Migration Assistant and cloud migration services
The DataWorks Migration Assistant helps you migrate jobs from open-source scheduling engines to DataWorks. It supports cross-cloud, cross-region, and cross-account job migration, allowing you to quickly clone and deploy DataWorks jobs. In addition, the DataWorks team, in collaboration with big data expert service teams, offers cloud migration services to help you quickly move your data and tasks to the cloud.
Overview
The main functions of Migration Assistant and cloud migration services include:
Task migration to the cloud: Migrate jobs from open-source scheduling engines to DataWorks.
DataWorks migration: Migrate development assets within the DataWorks ecosystem.
Use cases
These services are ideal for the following scenarios:
Task migration to the cloud: Migrate jobs from open-source scheduling engines to DataWorks.

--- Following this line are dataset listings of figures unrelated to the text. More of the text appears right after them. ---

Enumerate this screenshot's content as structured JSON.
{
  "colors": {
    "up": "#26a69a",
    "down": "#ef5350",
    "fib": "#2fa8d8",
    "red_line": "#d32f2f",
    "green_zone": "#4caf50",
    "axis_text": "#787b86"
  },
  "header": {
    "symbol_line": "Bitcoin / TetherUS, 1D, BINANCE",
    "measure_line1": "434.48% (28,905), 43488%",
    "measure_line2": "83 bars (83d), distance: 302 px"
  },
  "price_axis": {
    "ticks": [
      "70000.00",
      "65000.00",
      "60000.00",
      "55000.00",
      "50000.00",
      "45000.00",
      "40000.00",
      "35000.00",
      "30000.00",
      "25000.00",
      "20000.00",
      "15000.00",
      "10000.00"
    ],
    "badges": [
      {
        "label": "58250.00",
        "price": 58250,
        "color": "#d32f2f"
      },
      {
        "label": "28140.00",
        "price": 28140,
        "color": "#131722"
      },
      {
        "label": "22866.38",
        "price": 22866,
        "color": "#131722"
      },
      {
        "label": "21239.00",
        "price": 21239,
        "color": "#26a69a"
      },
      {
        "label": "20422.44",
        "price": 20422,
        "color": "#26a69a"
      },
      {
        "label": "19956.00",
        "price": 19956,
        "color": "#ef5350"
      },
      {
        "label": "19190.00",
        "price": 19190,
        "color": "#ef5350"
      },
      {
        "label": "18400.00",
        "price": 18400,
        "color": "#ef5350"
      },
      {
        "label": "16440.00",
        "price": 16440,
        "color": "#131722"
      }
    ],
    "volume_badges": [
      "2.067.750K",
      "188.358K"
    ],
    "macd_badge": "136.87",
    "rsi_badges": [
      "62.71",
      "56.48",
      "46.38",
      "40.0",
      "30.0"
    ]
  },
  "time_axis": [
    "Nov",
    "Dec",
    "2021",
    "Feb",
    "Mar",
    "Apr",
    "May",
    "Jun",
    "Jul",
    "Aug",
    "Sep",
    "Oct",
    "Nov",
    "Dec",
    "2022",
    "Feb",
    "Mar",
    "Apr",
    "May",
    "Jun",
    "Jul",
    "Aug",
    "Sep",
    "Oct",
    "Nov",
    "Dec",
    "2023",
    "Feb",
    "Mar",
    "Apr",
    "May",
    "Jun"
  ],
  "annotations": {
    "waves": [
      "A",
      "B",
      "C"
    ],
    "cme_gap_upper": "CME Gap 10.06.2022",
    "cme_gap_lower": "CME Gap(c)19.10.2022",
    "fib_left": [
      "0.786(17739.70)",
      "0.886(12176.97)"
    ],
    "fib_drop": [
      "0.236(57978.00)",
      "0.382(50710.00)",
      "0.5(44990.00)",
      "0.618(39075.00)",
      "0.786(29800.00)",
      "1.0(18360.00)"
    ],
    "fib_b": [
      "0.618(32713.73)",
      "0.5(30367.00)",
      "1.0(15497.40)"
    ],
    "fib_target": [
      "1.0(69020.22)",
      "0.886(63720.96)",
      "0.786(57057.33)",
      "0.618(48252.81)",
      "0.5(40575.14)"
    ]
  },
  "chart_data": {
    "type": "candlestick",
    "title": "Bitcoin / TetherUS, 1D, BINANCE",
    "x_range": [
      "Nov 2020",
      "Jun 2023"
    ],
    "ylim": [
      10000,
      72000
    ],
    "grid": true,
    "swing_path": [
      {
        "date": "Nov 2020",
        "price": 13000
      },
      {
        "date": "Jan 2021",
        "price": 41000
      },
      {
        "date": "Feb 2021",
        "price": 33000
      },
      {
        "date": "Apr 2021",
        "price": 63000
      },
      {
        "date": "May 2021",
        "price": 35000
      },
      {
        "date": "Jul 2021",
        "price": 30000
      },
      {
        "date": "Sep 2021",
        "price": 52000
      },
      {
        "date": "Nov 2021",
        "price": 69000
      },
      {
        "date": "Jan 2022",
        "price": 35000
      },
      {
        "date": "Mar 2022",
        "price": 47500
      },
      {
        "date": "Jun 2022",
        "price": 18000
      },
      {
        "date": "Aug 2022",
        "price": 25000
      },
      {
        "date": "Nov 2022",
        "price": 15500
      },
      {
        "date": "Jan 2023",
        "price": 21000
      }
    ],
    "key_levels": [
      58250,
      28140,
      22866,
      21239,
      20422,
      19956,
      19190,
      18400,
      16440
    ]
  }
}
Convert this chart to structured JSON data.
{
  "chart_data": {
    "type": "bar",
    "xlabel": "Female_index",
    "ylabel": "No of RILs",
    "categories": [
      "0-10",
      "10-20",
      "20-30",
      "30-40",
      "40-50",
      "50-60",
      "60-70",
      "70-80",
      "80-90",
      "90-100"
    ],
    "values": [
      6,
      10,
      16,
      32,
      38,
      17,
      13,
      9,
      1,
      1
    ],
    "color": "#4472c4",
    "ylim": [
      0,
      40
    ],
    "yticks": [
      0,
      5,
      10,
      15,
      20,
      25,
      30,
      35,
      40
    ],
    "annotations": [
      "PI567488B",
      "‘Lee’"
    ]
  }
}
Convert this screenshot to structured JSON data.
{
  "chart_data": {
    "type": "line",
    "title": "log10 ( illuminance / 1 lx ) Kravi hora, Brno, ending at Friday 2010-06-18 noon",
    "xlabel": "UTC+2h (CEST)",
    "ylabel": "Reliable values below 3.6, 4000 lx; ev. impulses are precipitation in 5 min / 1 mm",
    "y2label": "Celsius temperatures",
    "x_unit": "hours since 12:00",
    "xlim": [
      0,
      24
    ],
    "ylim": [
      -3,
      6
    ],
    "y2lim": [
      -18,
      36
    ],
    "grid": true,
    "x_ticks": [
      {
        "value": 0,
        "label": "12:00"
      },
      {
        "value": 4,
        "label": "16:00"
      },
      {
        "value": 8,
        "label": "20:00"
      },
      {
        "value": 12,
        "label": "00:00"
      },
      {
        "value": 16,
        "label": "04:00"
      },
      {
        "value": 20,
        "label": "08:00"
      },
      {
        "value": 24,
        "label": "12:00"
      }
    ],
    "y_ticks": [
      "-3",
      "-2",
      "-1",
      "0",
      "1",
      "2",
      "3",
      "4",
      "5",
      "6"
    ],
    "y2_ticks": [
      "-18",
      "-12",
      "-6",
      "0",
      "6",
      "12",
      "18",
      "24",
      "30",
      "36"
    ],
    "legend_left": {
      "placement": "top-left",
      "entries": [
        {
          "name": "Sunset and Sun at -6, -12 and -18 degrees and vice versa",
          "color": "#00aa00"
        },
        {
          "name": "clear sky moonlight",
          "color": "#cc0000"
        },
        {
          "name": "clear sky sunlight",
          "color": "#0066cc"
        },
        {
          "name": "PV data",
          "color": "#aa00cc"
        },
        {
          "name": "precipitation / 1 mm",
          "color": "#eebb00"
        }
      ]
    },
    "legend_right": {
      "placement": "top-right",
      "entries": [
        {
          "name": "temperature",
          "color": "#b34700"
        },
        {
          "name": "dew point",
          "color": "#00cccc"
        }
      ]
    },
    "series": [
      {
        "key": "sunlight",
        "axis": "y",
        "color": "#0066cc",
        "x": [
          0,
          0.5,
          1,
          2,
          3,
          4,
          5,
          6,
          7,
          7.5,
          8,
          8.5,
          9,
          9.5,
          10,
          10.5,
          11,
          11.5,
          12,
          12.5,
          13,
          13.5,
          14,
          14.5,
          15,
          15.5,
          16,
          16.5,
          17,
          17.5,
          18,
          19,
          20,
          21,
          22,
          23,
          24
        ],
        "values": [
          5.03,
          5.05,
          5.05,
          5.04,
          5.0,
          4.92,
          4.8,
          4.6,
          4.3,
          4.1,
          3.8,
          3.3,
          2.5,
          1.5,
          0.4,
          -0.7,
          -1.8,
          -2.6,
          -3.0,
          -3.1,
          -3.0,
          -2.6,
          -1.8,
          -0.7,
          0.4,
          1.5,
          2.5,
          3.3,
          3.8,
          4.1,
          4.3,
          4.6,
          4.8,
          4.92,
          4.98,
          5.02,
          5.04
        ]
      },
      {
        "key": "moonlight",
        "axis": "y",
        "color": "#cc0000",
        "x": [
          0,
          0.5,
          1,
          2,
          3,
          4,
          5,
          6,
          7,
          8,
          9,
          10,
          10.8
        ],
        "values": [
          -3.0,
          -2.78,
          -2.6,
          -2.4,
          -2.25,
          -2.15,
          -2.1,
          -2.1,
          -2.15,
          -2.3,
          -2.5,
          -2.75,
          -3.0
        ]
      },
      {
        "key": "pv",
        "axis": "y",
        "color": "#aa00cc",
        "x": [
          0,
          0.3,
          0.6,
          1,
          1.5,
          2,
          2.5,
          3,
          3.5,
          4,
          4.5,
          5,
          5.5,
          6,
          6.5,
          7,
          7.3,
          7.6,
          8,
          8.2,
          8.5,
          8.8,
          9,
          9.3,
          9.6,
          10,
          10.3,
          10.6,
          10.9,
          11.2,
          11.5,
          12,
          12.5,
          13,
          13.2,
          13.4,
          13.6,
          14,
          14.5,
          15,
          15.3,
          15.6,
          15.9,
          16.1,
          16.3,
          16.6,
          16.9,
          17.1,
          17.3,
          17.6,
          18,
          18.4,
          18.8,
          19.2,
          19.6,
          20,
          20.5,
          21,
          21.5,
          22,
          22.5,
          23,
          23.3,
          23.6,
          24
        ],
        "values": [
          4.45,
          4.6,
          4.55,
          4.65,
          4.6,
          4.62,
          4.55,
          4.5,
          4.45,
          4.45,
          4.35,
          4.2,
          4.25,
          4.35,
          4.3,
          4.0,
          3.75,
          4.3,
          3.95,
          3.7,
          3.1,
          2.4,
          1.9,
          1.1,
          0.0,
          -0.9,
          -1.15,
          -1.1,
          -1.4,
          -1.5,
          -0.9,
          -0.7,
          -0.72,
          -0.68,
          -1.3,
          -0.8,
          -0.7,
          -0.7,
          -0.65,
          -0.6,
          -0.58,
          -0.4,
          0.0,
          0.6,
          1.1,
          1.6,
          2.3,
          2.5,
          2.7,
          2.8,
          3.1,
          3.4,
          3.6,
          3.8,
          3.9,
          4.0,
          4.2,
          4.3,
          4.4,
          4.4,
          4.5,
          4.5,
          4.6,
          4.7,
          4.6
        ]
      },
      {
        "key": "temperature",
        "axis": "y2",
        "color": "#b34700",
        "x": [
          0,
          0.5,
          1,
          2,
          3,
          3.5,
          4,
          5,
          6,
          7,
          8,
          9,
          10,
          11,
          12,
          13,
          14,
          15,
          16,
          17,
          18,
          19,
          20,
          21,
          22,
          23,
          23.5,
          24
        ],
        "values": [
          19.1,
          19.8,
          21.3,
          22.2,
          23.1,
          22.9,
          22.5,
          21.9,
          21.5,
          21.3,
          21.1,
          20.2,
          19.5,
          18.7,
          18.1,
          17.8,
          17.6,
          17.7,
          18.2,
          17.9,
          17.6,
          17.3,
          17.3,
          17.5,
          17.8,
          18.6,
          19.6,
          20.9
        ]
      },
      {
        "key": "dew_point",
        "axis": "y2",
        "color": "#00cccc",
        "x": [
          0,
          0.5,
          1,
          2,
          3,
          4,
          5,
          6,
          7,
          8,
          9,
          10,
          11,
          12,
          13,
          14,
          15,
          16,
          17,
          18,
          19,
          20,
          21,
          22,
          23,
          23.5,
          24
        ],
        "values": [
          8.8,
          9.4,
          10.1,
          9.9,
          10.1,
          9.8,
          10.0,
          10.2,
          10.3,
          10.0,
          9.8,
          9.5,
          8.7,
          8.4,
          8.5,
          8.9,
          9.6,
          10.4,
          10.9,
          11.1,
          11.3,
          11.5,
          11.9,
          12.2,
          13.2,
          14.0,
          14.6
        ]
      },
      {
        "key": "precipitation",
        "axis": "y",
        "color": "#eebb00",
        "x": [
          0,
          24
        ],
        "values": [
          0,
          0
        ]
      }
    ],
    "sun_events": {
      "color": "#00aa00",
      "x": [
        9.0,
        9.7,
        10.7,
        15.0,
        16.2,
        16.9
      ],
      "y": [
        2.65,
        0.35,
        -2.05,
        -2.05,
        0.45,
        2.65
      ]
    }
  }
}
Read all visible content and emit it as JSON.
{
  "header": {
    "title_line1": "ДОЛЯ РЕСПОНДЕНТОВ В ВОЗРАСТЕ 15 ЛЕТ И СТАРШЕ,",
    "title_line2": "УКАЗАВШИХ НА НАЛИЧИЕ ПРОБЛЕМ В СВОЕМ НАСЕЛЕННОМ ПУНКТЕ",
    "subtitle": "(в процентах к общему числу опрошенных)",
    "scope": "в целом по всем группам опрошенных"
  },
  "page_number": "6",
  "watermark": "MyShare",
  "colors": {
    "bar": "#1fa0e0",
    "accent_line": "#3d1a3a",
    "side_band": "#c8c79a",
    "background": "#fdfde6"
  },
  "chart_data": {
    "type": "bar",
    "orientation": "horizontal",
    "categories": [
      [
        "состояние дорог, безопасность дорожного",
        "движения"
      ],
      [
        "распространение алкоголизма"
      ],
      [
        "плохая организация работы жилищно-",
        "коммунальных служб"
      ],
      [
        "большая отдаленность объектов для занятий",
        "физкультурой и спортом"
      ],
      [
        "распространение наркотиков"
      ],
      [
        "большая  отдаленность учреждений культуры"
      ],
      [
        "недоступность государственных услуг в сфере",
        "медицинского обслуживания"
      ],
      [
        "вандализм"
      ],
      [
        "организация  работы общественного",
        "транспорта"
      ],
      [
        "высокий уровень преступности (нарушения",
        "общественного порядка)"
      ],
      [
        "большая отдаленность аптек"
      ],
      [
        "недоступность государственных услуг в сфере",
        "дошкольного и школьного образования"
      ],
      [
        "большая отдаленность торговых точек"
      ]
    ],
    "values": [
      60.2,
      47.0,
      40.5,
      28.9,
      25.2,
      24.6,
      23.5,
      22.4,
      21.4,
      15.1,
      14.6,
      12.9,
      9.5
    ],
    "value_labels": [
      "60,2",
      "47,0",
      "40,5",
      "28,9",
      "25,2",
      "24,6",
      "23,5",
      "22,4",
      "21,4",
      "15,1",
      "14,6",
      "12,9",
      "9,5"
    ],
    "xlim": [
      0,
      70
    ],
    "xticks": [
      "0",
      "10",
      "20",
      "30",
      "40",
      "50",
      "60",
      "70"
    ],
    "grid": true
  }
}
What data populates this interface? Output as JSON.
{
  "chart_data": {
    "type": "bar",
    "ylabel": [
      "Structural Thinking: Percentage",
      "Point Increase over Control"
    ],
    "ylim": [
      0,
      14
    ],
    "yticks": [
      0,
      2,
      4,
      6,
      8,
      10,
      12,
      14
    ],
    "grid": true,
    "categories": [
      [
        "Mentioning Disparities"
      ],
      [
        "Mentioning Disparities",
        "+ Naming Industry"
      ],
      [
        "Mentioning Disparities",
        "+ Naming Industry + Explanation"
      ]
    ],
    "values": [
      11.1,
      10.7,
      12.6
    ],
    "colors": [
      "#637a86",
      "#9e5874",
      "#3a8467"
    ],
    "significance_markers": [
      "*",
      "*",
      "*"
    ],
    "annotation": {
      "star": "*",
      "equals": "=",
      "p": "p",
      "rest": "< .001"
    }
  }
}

Task backup: Use Migration Assistant to regularly back up task code to minimize losses from accidental project deletion.
Rapid business replication: Abstract common business logic and use the export/import feature of Migration Assistant to quickly replicate it.
Quick creation of test environments: Fully replicate your business code with Migration Assistant and change the data input from production to test data to quickly set up a test environment.
Cross-cloud development: Import and export between DataWorks on the public cloud and DataWorks in a private cloud to enable collaborative development.